Bill Gates estime qu'aucun gouvernement dans le monde n'est suffisamment préparé aux changements que l'intelligence artificielle pourrait provoquer dans la société. Dans un entretien accordé à Reuters relayé par Zonebourse, le cofondateur de Microsoft alerte notamment sur l'emploi, les attaques et l'addiction aux compagnons virtuels, tout en défendant le potentiel de l'IA dans la santé, l'éducation et l'agriculture.
Bill Gates juge les gouvernements très en retard face à l'IA
Bill Gates adopte désormais un discours plus prudent sur l'intelligence artificielle. Après s'être montré optimiste à l'égard de cette technologie, il met en avant plusieurs risques liés à son développement rapide.
« Je ne pense pas qu'un seul gouvernement soit aussi impliqué sur ce sujet qu'il devrait l'être », affirme-t-il.
Parmi ses préoccupations figurent les menaces pesant sur l'emploi, les risques d'attaques et les dangers liés à l'addiction aux compagnons virtuels fonctionnant grâce à l'IA. Le milliardaire philanthrope dit avoir abordé ces questions avec plusieurs dirigeants mondiaux, dont le président américain Donald Trump et son équipe.
Il prévoit également de rencontrer le président chinois Xi Jinping plus tard cette année. Selon Gates, une coopération internationale sera nécessaire. Il compare même l'intelligence artificielle à l'arrivée d'une forme d'intelligence extraterrestre dans un film catastrophe, où les grandes puissances finissent par s'unir face à un problème commun.

Sa fondation va consacrer au moins 1 milliard de dollars à l'intelligence artificielle
Ces inquiétudes ne conduisent pas Bill Gates à rejeter la technologie. Sa fondation veut au contraire exploiter son potentiel pour réduire les écarts entre les populations les plus riches et les plus pauvres. Au moins 1 milliard de dollars seront consacrés au cours des deux prochaines années à l'élargissement de l'accès à l'IA.
Cet investissement s'inscrit dans l'intention déjà annoncée de la fondation de dépenser 9 milliards de dollars par an. Les financements doivent bénéficier à des partenaires travaillant dans plusieurs domaines :
- la santé
- l'éducation
- l'agriculture
- le développement des bases de données nécessaires aux systèmes d'IA
- l'adaptation des grands modèles de langage aux différentes langues parlées
La santé constitue notamment un domaine dans lequel Gates voit un potentiel considérable. L'intelligence artificielle pourrait servir à soutenir les agents de santé de première ligne, mais aussi participer à la découverte de nouveaux médicaments et vaccins.

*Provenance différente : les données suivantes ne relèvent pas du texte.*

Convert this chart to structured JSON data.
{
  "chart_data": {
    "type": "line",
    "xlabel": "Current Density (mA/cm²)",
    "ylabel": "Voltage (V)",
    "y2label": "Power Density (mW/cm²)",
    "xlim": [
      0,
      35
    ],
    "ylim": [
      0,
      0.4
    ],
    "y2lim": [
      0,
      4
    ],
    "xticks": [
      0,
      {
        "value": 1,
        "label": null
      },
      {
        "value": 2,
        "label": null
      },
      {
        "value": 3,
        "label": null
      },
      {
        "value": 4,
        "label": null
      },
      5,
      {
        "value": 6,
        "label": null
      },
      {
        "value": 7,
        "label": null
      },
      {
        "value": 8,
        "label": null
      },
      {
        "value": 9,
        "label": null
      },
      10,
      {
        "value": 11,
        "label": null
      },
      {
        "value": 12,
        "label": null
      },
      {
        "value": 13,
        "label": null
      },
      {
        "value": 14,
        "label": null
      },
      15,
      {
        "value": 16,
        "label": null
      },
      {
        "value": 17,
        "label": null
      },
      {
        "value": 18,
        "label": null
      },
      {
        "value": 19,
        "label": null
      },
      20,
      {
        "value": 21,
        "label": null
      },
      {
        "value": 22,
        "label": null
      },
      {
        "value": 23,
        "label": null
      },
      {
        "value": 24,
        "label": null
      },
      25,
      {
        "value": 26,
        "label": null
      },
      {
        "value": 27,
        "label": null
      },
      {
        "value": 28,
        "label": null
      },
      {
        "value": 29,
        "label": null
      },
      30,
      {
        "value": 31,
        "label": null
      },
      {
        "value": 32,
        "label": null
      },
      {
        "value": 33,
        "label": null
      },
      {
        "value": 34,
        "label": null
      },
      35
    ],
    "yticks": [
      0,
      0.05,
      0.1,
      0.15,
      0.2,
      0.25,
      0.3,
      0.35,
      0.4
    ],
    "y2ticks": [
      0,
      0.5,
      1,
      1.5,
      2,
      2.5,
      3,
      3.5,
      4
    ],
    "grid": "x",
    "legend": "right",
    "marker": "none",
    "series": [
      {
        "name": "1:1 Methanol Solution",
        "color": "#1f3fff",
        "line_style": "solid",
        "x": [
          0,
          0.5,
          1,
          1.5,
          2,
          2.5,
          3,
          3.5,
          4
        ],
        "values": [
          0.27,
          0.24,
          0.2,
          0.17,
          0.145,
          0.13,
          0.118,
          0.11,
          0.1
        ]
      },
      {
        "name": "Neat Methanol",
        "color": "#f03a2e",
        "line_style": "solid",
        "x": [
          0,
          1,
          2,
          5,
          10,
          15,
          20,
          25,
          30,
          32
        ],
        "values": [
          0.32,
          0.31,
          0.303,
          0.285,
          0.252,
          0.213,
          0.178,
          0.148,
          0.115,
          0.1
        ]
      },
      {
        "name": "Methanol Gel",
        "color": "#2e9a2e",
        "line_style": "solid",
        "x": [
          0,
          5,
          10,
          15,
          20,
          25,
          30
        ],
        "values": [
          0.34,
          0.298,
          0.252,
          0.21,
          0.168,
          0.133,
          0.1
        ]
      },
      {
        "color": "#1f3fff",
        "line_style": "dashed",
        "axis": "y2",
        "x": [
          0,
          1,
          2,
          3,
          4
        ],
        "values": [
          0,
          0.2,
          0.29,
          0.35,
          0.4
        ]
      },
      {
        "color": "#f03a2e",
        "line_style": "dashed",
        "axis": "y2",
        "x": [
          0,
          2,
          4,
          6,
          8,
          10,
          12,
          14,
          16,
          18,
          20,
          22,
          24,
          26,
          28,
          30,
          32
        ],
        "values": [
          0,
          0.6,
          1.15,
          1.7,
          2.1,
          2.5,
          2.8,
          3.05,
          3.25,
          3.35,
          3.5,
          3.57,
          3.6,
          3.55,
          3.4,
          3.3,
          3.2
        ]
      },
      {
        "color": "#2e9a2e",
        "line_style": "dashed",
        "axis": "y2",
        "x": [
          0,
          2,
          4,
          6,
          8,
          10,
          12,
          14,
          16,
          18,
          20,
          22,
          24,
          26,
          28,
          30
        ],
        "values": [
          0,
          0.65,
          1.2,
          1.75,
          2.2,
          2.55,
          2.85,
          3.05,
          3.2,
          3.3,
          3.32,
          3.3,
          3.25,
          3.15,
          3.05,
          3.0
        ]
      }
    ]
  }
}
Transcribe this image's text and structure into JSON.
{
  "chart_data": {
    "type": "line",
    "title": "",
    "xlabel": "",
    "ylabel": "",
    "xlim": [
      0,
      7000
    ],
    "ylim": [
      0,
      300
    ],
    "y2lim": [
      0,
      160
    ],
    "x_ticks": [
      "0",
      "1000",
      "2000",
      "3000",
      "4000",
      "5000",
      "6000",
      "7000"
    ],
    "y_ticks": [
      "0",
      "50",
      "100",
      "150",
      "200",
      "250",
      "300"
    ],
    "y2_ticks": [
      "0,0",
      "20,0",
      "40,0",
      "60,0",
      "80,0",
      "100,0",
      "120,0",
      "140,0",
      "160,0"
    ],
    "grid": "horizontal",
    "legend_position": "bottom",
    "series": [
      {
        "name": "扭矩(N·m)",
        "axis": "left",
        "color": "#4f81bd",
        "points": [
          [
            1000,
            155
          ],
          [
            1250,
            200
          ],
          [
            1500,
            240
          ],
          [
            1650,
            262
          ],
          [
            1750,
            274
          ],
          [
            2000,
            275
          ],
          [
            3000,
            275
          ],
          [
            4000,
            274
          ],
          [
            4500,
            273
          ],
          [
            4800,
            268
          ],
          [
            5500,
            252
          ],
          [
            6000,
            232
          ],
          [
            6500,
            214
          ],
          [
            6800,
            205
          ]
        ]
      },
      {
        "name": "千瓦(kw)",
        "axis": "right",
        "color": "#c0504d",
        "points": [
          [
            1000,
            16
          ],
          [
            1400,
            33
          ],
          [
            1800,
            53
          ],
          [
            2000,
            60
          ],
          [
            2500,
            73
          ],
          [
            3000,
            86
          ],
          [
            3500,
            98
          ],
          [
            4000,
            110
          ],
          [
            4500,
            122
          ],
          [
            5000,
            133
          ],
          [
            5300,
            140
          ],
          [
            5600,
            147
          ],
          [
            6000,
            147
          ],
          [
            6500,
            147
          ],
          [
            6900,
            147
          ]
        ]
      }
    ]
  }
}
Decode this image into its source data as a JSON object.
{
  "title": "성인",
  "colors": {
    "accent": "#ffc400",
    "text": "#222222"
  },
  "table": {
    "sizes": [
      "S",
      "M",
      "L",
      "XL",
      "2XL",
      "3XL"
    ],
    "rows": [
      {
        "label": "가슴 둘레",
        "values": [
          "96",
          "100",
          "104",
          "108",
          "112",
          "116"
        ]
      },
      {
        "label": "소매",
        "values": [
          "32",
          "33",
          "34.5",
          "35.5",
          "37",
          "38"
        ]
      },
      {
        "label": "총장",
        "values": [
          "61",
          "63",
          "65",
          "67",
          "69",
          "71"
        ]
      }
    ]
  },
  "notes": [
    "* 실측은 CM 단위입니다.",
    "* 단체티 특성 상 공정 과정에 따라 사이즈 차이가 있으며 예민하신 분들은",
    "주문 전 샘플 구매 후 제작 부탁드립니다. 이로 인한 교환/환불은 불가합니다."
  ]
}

Bill Gates revient aussi sur ses liens avec Jeffrey Epstein
Lors de l'entretien, Bill Gates s'est également exprimé sur les conséquences de sa relation passée avec Jeffrey Epstein. En juin, il a comparu devant le Congrès afin de témoigner sur ses liens avec le défunt délinquant sexuel condamné.
Gates, qui n'est accusé d'aucun crime, a répété à plusieurs reprises regretter cette association. Il espérait alors qu'Epstein contribuerait financièrement à des causes liées à la santé mondiale. Le financier a finalement tenté de faire chanter Gates au sujet de ses liaisons extra-conjugales.
Un audit externe lancé au sein de la fondation n'a révélé aucun paiement à Epstein ni participation à des activités criminelles. Gates considère que cette affaire n'a pas provoqué de préjudice significatif pour sa réputation ou celle de sa fondation.
Il affirme notamment ne constater aucune diminution de son accès aux responsables gouvernementaux ou de l'intérêt des journalistes à son égard. Selon lui, la volonté de recourir à l'expertise de sa fondation dans la lutte contre la mortalité infantile et le paludisme n'a pas non plus diminué.